Karas is sort of a weird case, released as six episodes on DVD in Japan, but sold as a pair of movies in the US. Either way, it's about three hours of content, a bit light on meaningful story and character development but full of crazy visuals and reasonably entertaining action scenes. It's not easy to summarize, because what story is there is fairly obtuse. In fact, I'm having some trouble remembering what it was really about, and I saw it only a week or two ago. Basically, Yokai are spirits that most people don't believe in, and even fewer can see. A Karas is someone who protects humanity with the use of a special kind of armor that can also transform into things like a jet. Yeah, it's weird. Try to keep up. The bad guy is a former Karas who turned rogue, and he has several especially dangerous Yokai on his side. The protagonist is a newer Karas, a former Yakuza hitman with a lot of skill, and there are a couple sympathetic Yokai on his side, and also another Karas I guess but she doesn't do much.

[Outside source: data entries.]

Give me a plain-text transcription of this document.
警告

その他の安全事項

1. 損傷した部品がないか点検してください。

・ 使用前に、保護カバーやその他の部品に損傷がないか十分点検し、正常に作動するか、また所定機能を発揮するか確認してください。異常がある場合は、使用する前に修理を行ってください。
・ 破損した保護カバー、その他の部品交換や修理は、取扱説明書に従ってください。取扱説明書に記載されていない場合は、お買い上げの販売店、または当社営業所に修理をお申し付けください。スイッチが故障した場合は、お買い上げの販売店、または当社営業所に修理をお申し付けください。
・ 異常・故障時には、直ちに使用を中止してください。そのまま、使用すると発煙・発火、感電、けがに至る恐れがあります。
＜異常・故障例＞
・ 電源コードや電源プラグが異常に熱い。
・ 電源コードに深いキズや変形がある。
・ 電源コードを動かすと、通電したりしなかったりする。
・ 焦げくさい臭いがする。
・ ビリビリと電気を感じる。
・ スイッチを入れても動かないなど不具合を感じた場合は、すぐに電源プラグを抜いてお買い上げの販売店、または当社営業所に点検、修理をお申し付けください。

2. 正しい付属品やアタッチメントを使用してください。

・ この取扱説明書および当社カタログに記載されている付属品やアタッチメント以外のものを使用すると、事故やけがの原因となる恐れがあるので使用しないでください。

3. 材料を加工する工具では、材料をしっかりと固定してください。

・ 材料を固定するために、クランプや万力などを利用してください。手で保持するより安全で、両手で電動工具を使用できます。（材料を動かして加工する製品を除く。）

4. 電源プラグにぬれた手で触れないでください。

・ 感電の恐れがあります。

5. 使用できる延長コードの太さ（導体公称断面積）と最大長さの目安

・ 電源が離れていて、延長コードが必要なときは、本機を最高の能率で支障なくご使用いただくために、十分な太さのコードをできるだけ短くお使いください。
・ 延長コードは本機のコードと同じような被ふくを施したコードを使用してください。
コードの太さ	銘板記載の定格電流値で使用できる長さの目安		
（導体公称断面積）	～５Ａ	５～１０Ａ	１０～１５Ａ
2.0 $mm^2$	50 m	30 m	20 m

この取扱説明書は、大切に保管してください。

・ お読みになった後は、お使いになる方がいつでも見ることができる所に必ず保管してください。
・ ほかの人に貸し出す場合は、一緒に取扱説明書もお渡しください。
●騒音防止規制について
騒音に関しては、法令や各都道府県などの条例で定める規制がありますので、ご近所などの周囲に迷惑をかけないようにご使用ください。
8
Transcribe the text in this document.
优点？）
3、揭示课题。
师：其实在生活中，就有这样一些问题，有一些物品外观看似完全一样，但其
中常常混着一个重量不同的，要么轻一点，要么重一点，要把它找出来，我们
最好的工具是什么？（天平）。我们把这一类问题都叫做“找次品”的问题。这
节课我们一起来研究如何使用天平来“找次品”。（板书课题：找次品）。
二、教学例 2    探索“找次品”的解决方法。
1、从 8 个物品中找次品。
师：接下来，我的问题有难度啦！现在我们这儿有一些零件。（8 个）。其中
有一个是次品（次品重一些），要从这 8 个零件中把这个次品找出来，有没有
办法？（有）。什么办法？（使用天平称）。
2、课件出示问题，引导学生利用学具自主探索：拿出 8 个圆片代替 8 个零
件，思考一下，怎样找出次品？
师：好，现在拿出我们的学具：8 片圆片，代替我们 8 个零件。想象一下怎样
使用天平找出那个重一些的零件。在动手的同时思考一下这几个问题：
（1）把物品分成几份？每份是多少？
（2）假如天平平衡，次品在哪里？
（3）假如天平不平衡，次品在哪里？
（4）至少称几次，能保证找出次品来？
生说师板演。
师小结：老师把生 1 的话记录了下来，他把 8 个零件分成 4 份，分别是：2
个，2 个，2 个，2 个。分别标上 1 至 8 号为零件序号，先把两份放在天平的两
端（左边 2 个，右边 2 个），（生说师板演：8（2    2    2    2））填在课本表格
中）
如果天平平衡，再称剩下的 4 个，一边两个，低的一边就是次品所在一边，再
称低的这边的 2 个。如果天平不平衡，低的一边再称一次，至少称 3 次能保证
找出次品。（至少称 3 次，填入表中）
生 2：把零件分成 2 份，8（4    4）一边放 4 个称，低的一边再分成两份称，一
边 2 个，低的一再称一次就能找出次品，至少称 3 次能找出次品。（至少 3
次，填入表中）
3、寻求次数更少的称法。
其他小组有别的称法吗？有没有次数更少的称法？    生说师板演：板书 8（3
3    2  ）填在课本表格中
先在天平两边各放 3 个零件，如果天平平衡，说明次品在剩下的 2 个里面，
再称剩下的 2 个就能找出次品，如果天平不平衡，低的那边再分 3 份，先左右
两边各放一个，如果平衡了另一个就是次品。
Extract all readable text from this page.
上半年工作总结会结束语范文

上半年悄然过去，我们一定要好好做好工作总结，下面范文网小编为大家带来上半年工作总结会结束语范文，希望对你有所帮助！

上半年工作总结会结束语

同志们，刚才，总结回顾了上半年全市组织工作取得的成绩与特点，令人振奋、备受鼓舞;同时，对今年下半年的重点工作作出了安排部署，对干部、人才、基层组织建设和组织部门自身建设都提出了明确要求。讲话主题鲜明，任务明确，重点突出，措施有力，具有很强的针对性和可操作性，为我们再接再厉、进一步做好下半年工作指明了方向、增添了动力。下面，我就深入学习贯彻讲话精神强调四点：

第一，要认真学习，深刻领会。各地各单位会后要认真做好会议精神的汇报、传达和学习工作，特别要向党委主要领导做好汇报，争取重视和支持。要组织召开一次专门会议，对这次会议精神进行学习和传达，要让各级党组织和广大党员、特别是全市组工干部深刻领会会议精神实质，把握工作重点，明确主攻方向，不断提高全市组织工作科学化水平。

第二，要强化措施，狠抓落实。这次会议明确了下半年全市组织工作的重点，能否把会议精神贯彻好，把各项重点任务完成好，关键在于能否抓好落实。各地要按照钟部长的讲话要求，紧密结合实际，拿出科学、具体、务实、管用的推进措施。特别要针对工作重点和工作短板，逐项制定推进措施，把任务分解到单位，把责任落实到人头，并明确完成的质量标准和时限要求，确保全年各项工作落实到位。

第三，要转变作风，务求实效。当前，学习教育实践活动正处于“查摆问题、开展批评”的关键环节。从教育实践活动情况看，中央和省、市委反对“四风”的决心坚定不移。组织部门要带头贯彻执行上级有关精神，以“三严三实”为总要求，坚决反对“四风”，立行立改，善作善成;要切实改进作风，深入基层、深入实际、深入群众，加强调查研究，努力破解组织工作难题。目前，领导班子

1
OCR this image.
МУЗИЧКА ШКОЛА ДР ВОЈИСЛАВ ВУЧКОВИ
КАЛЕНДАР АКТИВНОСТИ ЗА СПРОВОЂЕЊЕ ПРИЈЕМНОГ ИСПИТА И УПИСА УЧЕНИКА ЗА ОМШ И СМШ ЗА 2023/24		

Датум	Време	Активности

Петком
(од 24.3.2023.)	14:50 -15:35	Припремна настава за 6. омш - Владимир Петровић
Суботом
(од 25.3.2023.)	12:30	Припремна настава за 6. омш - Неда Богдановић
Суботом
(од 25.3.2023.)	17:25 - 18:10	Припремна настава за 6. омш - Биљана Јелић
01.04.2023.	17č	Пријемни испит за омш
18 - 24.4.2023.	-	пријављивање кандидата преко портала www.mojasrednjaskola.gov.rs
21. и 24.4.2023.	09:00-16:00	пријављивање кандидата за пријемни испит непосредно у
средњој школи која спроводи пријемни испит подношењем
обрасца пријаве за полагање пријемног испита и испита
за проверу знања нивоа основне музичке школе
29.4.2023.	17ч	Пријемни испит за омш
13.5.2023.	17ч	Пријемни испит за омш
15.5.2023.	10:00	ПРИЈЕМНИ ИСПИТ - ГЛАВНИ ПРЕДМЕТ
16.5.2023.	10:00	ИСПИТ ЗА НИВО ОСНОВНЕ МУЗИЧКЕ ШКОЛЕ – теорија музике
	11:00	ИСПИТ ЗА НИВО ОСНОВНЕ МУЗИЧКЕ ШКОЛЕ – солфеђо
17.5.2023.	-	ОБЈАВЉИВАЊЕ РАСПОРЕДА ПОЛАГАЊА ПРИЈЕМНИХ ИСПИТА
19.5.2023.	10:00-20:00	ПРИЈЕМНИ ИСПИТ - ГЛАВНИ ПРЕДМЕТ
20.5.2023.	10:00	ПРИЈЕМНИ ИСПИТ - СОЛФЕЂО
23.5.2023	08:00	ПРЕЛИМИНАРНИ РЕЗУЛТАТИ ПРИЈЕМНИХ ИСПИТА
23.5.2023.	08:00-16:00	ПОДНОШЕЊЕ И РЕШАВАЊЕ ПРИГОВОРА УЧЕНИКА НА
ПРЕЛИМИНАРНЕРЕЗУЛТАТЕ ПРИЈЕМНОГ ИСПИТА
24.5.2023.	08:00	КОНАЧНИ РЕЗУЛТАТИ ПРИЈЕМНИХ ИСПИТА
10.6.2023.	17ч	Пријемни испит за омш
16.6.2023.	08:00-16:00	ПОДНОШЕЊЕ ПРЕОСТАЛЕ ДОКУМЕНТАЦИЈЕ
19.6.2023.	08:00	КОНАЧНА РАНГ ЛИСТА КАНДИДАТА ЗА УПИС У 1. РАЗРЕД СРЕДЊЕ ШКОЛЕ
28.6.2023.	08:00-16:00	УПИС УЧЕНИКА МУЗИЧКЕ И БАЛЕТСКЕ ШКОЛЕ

But all of that doesn't really amount to much, because it's mostly a series about crazy looking things fighting each other. There are a number of supporting characters and subplots that seem like a concession to the episodic format more than anything else, because they are mostly relegated to watching from the sidelines when things really start happening. It's all an excuse for some pretty nice computer generated and traditional animation to happen, and from that end, it works quite well. It's interesting, even though the plot is fairly unimportant and generally tough to truly understand, I still found myself enjoying watching it play out, even if I was at most vaguely sure of why things were happening at any moment. Anime gets away with that more than other entertainment with me for some reason. And yeah, those action scenes are pretty entertaining, although I found myself enjoying them more when they relied less of computers. It's watchable, but probably tough to get into unless you're really used to what anime is like, and director Keiichi Sato's The Big O is a much better bet, with the second season also explaining Karas' predilection for being totally strange.